Event
Date:
August 31,
2008
MOUNTAINS,
METAL, AND MEN
Peace Church will present a slide presentation on the story
of Pine Grove Furnace at 3 p.m. on Sunday, August 31, 2008.
Admission is free. No reservations are necessary. Handicapped
access is available behind the resource center. Seating is
limited to approximately 225 people. Parking is available in
the office lot directly across St. John’s Church Road. For more
information call 422-5486.
Bill Engle will give the presentation on Iron Furnaces of
Southcentral Pennsylvania entitled "Men, Mountains and Metal".
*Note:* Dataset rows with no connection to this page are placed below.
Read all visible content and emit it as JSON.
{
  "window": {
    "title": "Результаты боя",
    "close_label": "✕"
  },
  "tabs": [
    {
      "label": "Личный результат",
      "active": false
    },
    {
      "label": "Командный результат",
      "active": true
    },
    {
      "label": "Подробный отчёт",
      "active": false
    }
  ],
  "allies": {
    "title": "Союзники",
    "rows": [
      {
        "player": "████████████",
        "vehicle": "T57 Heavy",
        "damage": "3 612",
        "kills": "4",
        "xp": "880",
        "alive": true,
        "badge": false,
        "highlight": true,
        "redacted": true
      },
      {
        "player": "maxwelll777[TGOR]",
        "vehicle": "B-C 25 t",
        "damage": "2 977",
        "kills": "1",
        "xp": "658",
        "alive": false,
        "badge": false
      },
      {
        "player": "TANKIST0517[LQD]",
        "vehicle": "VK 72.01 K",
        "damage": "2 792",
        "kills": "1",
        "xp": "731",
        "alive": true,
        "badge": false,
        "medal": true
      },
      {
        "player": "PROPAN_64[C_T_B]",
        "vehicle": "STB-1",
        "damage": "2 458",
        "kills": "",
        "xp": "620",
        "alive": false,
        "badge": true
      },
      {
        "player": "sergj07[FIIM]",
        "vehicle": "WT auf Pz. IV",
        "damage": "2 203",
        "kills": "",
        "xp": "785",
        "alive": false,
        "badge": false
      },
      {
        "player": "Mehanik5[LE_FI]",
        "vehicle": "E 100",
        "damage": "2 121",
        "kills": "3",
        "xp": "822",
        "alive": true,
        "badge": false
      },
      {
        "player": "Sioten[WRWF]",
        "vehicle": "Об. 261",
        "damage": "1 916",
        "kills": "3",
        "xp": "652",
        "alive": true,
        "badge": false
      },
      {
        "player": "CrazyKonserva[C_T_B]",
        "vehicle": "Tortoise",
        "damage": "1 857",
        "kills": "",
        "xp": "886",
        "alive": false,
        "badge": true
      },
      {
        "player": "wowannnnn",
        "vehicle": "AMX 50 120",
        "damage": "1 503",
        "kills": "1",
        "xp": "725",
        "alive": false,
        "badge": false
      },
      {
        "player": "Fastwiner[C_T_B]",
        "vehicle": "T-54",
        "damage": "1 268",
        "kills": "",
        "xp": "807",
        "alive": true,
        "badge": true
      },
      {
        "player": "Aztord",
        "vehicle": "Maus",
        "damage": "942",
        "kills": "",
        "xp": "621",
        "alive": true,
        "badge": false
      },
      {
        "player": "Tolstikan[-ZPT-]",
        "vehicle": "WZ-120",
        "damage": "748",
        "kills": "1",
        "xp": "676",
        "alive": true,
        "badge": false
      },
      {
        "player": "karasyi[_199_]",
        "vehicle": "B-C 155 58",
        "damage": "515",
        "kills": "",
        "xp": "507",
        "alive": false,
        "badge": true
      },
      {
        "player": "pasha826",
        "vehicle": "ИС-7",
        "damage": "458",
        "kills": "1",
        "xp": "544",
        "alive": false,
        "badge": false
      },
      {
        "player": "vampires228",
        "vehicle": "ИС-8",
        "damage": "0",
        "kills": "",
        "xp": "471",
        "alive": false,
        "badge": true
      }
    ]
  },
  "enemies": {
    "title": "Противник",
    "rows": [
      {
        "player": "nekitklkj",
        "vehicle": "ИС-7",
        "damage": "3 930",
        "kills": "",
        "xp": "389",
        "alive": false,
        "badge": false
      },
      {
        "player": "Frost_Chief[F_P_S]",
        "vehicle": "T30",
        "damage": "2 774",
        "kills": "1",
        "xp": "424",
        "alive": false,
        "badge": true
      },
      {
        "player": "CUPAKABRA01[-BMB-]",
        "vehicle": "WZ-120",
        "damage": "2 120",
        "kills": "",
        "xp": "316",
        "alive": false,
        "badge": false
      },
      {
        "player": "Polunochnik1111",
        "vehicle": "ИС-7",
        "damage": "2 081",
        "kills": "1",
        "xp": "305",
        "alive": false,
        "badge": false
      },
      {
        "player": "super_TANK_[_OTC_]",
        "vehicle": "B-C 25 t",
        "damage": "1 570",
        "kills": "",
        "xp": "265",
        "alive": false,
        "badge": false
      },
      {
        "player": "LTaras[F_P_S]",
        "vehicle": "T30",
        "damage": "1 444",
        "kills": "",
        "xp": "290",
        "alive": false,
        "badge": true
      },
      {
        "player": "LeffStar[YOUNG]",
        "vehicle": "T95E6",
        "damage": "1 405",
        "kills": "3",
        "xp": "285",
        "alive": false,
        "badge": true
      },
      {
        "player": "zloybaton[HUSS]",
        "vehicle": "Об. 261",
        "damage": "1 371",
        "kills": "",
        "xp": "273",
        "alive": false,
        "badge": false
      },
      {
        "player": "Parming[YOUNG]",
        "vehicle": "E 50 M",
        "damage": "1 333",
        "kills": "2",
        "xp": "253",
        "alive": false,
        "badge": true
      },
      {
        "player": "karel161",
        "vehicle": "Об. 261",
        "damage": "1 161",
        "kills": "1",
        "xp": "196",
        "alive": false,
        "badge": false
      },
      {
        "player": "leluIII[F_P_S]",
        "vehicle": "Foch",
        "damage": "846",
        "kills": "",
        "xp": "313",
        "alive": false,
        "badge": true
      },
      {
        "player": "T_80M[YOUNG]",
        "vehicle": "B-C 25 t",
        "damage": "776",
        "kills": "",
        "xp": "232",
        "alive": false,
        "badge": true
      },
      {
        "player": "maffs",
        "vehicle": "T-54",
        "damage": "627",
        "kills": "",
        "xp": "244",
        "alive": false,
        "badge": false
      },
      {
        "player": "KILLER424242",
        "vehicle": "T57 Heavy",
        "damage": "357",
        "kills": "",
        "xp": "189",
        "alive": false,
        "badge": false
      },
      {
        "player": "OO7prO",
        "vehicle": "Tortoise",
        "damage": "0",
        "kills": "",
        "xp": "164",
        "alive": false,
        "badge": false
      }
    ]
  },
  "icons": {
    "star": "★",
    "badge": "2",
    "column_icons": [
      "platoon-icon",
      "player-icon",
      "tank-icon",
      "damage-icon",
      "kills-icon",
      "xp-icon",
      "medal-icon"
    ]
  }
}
Bill is a graduate of Shippensburg University and Temple
University with 38 years of teaching history in the public
school of Pennsylvania. The talk is also a visual tribute to
the Pennsylvania Iron Masters and workers who built and kept in
blast the old stone iron furnaces scattered across the southern
region of the state. Highlighted will be the furnaces of Pine
Grove Furnace in Cumberland County, Cornwall in Lancaster
County, and Hopewell in Berks County.
Southern Pennsylvania was rich in resources vital to the
production of iron; limestone, hardwood forests, and iron ore.
Mid-Eighteenth Century European settlers brought with them the
4,000 year old knowledge of how to wrestle iron from nature's
resources. This skill would be applied in the forests of the
state for over 150 years.
The iron cauldrons would supply the everyday necessary
objects for the farmers, townspeople, and developing industries
of the young state. Tools, cooking utensils, cast iron plate
stoves, nails, horseshoes, rails, were produced in great
abundance by the dozens of furnace plantations scattered along
the iron bearing southern ridges of the Keystone State.
The larger furnaces such as Pine Grove Furnace, Cornwall,
and Hopewell supplied cannons, shot and shell to George
Washington's army in the American Revolution and the Union army
during the American Civil War.
Eventually the production of the antiquated iron furnace was
surpassed by the far more efficient, better quality and high
production technologies of the urban iron and steel plants. An
era had passed. The outmoded stone furnaces gradually halted
production from east to west in southern areas of the state.
Pine Grove Furnace began production of the vital metal in 1763
and went out of blast for the last time in 1895.